We, as a nation, do not need an extra hour of daylight in the evening. Canadians are not idiots, which means we do not spend our evening hours frolicking in the outdoors. No, we right-minded Canadians spend our evening hours inside, on our couches, binge-watching Netflix shows on our big-screen TVs and, on occasion, running to the kitchen to fetch cold beverages and delicious grease-containing snack items.
If you need further proof, consider the fact that all of our important modern gadgets — microwave ovens, computers, beer fridges and high-tech blenders designed to mix the perfect margarita — are kept indoors, in the dark, where we also keep most of our electricity.
Speaking of electricity, far too many people believe the concept of daylight time came from the famously old American statesman and inventor Benjamin Franklin. This is not true. Franklin — who came up with the proverb “Early to bed, early to rise, makes a man unpopular with his friends” — did publish a letter stating that Parisians economize on candles by getting up earlier in the morning. But no one in Paris read it because it was written in English, and they were all too tired anyway.
The truth is, the notion of daylight time was first proposed in 1895 by a guy from New Zealand named George Hudson, who happened to be an entomologist and wanted more after-work daylight time to engage in his favourite hobby, which happened to be collecting insects.

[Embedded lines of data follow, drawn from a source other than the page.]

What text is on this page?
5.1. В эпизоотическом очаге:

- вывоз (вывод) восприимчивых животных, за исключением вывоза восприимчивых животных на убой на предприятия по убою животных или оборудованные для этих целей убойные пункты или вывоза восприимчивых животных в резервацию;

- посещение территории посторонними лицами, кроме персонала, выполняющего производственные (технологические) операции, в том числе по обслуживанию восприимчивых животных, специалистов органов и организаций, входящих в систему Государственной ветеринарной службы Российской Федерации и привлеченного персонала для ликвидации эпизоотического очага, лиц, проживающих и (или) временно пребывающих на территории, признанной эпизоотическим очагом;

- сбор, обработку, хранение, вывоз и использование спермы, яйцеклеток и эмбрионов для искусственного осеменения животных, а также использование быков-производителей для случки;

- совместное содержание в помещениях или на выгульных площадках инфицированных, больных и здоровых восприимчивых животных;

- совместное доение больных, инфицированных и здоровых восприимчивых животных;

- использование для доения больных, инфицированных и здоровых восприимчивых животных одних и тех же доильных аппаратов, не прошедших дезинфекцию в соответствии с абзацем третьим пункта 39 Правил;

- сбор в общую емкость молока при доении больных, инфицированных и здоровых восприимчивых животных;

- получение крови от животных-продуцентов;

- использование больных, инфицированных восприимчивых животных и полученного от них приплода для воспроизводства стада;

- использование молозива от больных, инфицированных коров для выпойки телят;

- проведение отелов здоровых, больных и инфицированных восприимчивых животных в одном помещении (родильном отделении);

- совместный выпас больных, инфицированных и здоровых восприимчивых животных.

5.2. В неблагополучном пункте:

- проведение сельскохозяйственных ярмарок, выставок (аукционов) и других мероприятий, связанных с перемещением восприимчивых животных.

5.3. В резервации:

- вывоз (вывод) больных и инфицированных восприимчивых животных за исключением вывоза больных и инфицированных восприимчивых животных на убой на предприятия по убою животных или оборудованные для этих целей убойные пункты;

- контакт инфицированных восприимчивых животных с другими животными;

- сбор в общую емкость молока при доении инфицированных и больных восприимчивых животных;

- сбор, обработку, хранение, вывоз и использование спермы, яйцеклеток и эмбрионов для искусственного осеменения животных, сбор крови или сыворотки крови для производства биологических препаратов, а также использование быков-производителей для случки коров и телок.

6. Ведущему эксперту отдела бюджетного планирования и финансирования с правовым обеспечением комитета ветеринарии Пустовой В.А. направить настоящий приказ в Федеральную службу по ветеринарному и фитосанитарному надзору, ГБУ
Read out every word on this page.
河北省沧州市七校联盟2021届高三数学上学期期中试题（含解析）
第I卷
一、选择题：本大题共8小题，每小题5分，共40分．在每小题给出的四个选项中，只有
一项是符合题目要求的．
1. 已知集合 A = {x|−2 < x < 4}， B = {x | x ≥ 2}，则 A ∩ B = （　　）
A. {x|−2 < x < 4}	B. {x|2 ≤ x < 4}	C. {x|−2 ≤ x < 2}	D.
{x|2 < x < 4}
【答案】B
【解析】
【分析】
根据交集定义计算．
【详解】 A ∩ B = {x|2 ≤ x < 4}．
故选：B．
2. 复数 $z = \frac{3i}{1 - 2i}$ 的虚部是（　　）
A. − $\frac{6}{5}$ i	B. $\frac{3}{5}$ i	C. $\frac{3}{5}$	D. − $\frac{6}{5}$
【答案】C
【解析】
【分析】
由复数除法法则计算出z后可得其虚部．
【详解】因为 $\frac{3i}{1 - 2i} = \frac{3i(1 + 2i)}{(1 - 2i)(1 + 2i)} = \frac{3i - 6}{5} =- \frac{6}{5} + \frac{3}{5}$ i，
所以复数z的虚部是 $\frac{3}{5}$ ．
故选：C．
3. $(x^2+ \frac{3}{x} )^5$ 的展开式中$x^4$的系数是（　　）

What does that mean in purely scientific terms? It means the rest of us have to be sleep-deprived and nod off standing in the checkout aisle at the supermarket, all because some pathetic bug enthusiast from New Zealand wanted more sunshine to participate in what is arguably — excuse me while I once again activate the caps-lock feature on my keyboard — THE NERDIEST HOBBY ON THE PLANET THAT DOES NOT INVOLVE COLLECTING STAMPS!
Maybe I’m just in a really bad mood, or maybe I’m just too tired to care. But the point I am trying to make is that the idea of giving up an hour’s sleep so that people who do not contribute to society — yes, I am looking at you younger persons who stay up past 10 p.m. — can enjoy a bit more sunlight is a monumentally stupid idea, even though we Canadians have been playing the time-change game for more than 100 years.
It’s time we, as patriotic Canadians, took stock of our priorities. Here are mine:
Priority No. 1 — Sleeping as much as possible.
Priority No. 2 — Thinking about sleeping.
Priority No. 3 — Whining about anything that gets in the way of Priority No. 1.
I could also have mentioned the fact that science has proven losing an hour of sleep in the spring leads to more car crashes, strokes and heart attacks. But, based on the pained expression on your sleepy faces, I suspect you already knew that. You might not know that a U.S. study also found that springing ahead leads to an increase in “cyberloafing,” wherein we all spend more time goofing around on the internet than working, which is arguably the one positive thing about the time change.
What I’m trying to say is this: the time has come to halt this monstrous governmental conspiracy in which we are deprived of our democratic right to lie in bed. I urge you to contact the nearest politician and demand we stop the madness.
Then go back to sleep and dream of the day when daylight time is outlawed, and only outlaws support it.